I used to sing on cruise ships. Not just sing, but dance as well, God help me. But that was part of the gig, so I did it. I made it through six weeks of exhausting rehearsals in the studio at Barry Manilow’s production company, Stiletto Entertainment in Los Angeles. Great company, nice people. Still don’t like dancing. And every single syllable of every song we sang had a dance step. I had to practice every morning at 5am on my own in the mirrors at the gym in actor housing before rehearsal just to keep up.
Among the other six production shows we learned simultaneously for the passengers, I actually played the part of Tony in a cruise ship version of the stage musical Copacabana based on Manilow’s 1978 iconic hit song by the same name. Ruffled shirtsleeves and all. Oh yes, that too was part of the gig.
I liked being on stage well enough, but it was the singing I truly loved. I love to sing big songs, quiet songs, songs with meaning. I feel the same when I give a Sunday message. It’s all about how the sung or spoken word offers a multi-dimensional vibratory experience of a single thought for an audience who hears it in person. That’s when I feel like I’m truly following my path. Sometimes ruffled shirts and dancing come with the territory. Grin and bear it.
The flights from LA to meet up with our ship in Rio de Janeiro took all night and some of the next day, changing planes in New York for the last leg to South America. We arrived on Valentine’s Day. Carnival had just ended the day before. They were still cleaning up the streets.
My unwindowed inside crew cabin was more of a womb, really. And apparently we were fraternal twins because I had a roommate. He was nice, but you really don’t know tiny living until you’ve roomed with a show dancer on board a cruise ship. However, it was also part of the gig. I didn’t complain about it. I just accepted it and allowed it to be part of the experience. Mostly.
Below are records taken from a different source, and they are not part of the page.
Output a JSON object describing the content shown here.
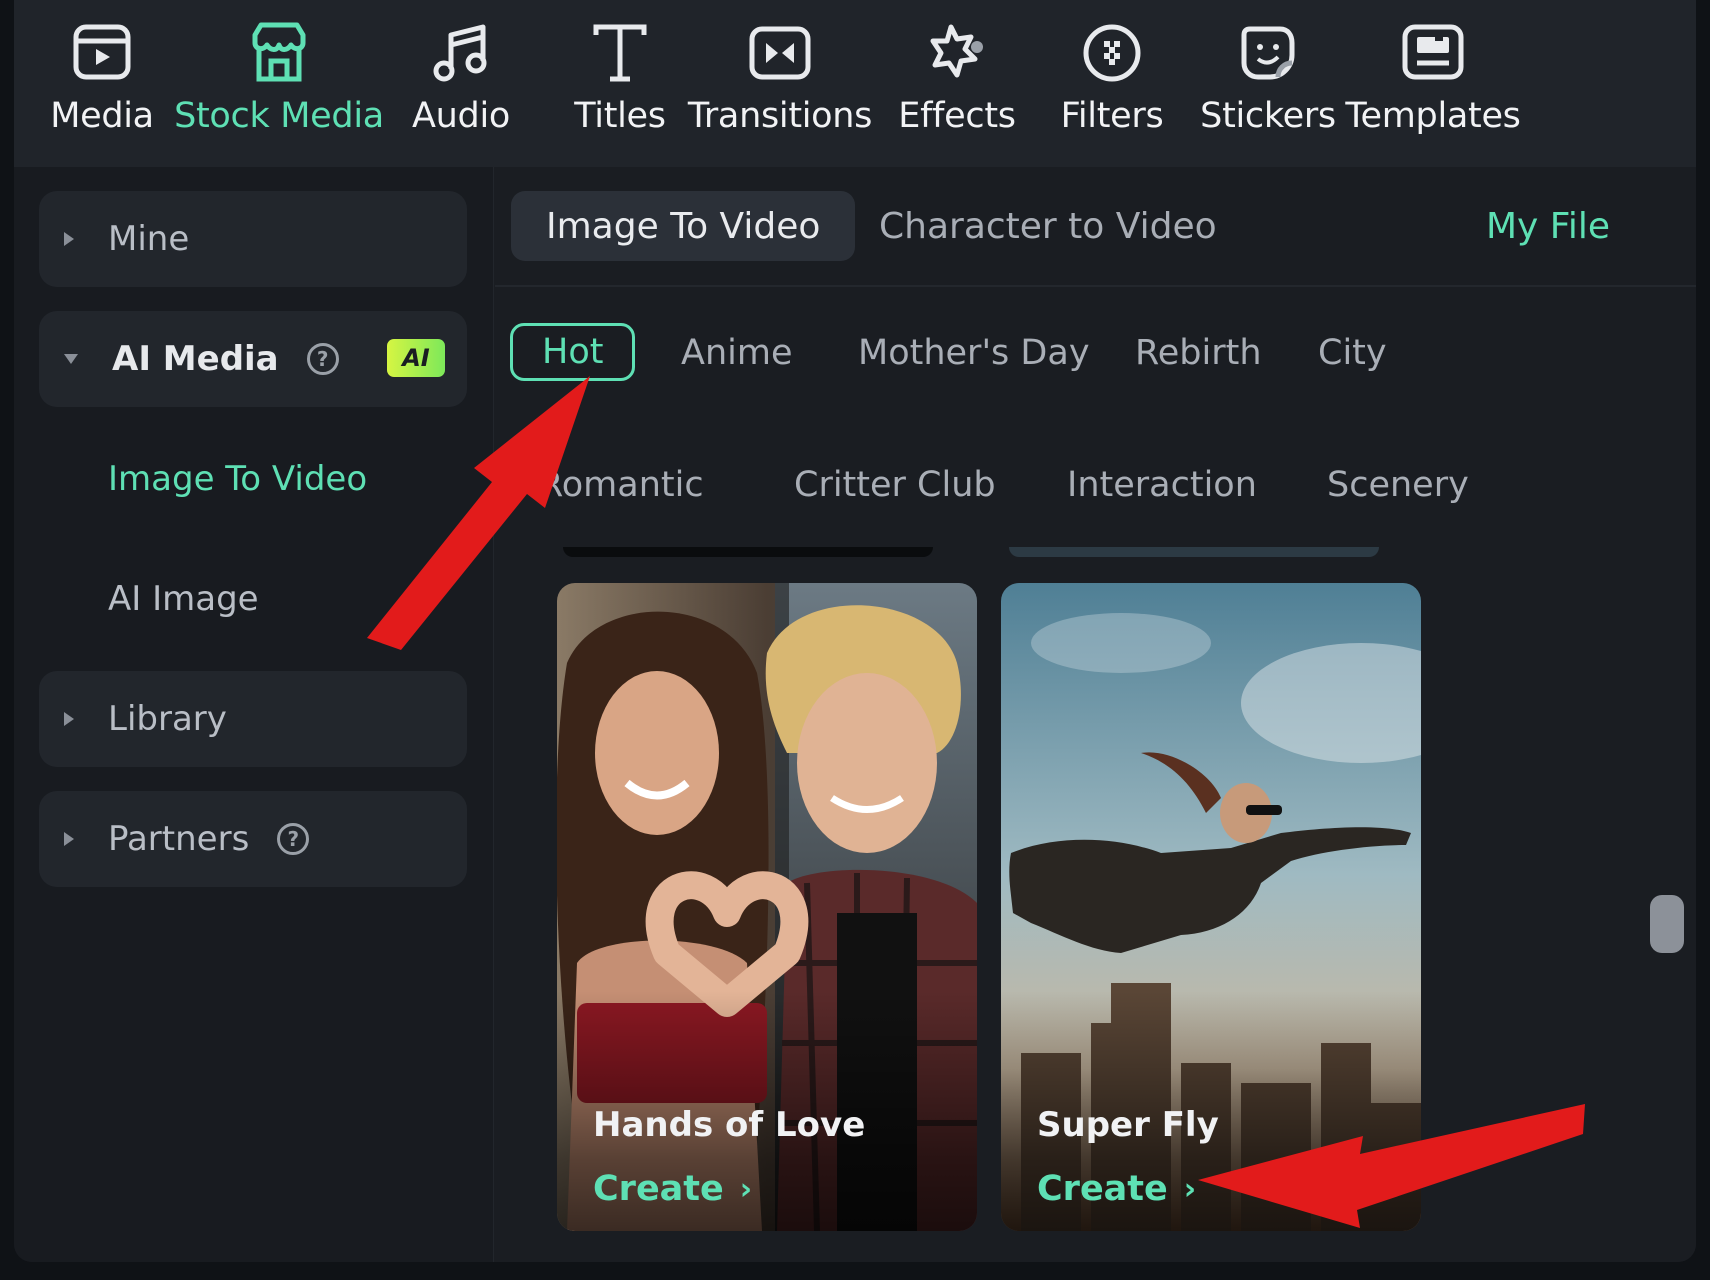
{
  "toolbar": {
    "items": [
      {
        "label": "Media",
        "icon": "media-icon"
      },
      {
        "label": "Stock Media",
        "icon": "stock-media-icon"
      },
      {
        "label": "Audio",
        "icon": "audio-icon"
      },
      {
        "label": "Titles",
        "icon": "titles-icon"
      },
      {
        "label": "Transitions",
        "icon": "transitions-icon"
      },
      {
        "label": "Effects",
        "icon": "effects-icon"
      },
      {
        "label": "Filters",
        "icon": "filters-icon"
      },
      {
        "label": "Stickers",
        "icon": "stickers-icon"
      },
      {
        "label": "Templates",
        "icon": "templates-icon"
      }
    ],
    "active": "Stock Media"
  },
  "sidebar": {
    "mine": "Mine",
    "ai_media": "AI Media",
    "ai_badge": "AI",
    "sub_items": [
      "Image To Video",
      "AI Image"
    ],
    "library": "Library",
    "partners": "Partners",
    "help_glyph": "?"
  },
  "main": {
    "tabs": [
      "Image To Video",
      "Character to Video"
    ],
    "my_file": "My File",
    "categories_row1": [
      "Hot",
      "Anime",
      "Mother's Day",
      "Rebirth",
      "City"
    ],
    "categories_row2": [
      "Romantic",
      "Critter Club",
      "Interaction",
      "Scenery"
    ],
    "cards": [
      {
        "title": "Hands of Love",
        "action": "Create",
        "chevron": "›"
      },
      {
        "title": "Super Fly",
        "action": "Create",
        "chevron": "›"
      }
    ]
  },
  "colors": {
    "accent": "#5ee0b4",
    "annotation_arrow": "#e21b1b",
    "background": "#1a1d22"
  }
}
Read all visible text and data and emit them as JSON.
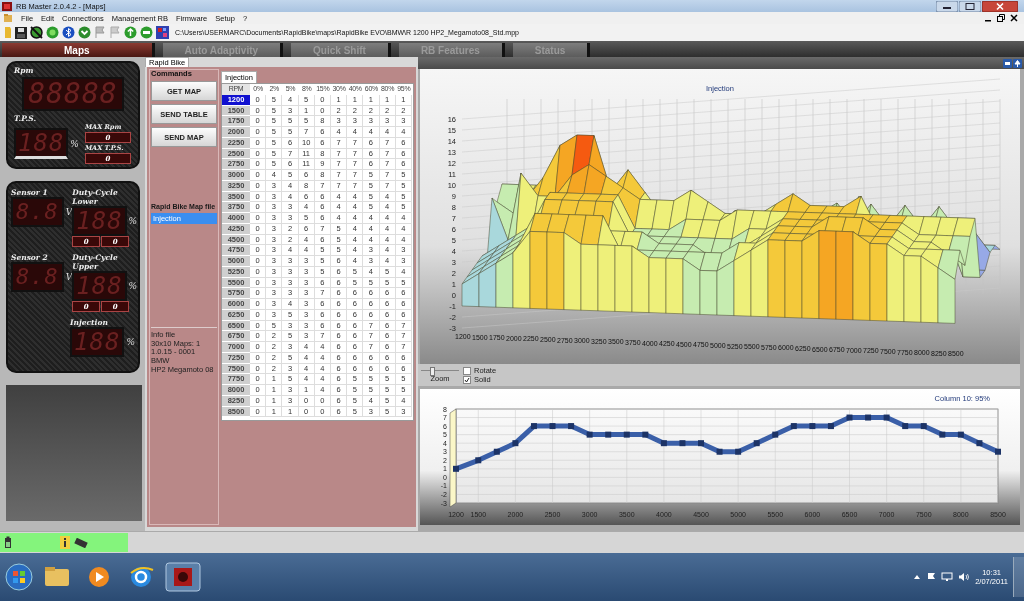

I didn’t complain much about the dancing either. When I finally learned the steps it wasn’t so bad. Sometimes it was fairly thrilling when I got it right. It made me feel accomplished. I enjoyed the compliments when people said I looked like I knew what I was doing. I didn’t believe them, of course, but I liked it.
Then you step out to the rail of that ship at sunset. And you know why you went through so much just to sing a few songs. And just maybe you’ll see the rare and mythic green flash as the sun dips below the horizon. Perhaps you’ll sip champagne as you round Cape Horn in hours instead of the weeks it took our ancestors.
If you’re lucky, you’ll sip tea in Ushuaia, Argentina looking south and imagine the coast of Antarctica only 620 miles away. That’s as far as it is from my house to Akron, Ohio. I could drive there in a day if I wanted.
Singing brought me there. It delivered me 6,700 miles from where I grew up and handed me a cup of tea. But it’s not really correct to say it was singing which did it. I can sing anywhere. I wanted to see the world. I needed fortitude and courage to make a journey of it. I needed to exhibit grace as I struggled. How much grace do we exhibit in our struggles? Sometimes I wasn’t graceful at all. Sometimes I was.
I pushed my boundaries only a little and was rewarded so much. I didn’t suffer true hardship, of course. These are all very much first world problems I’m describing here. The point is that we shrug away opportunity because of our discomfort with inconvenience. Which is itself a mask over our fear of failure. Don't let it win.
The best opportunity to understand our relationship with God, with the earth, with each other, with ourselves, frankly, comes when we put our faith in the goal and pay attention to what we experience on the path. Maintain grace as you challenge yourself. Assume you’ll make it, and leap. You never know, it might change your life.
Taking a leap changes everything! Thanks, especially for this one.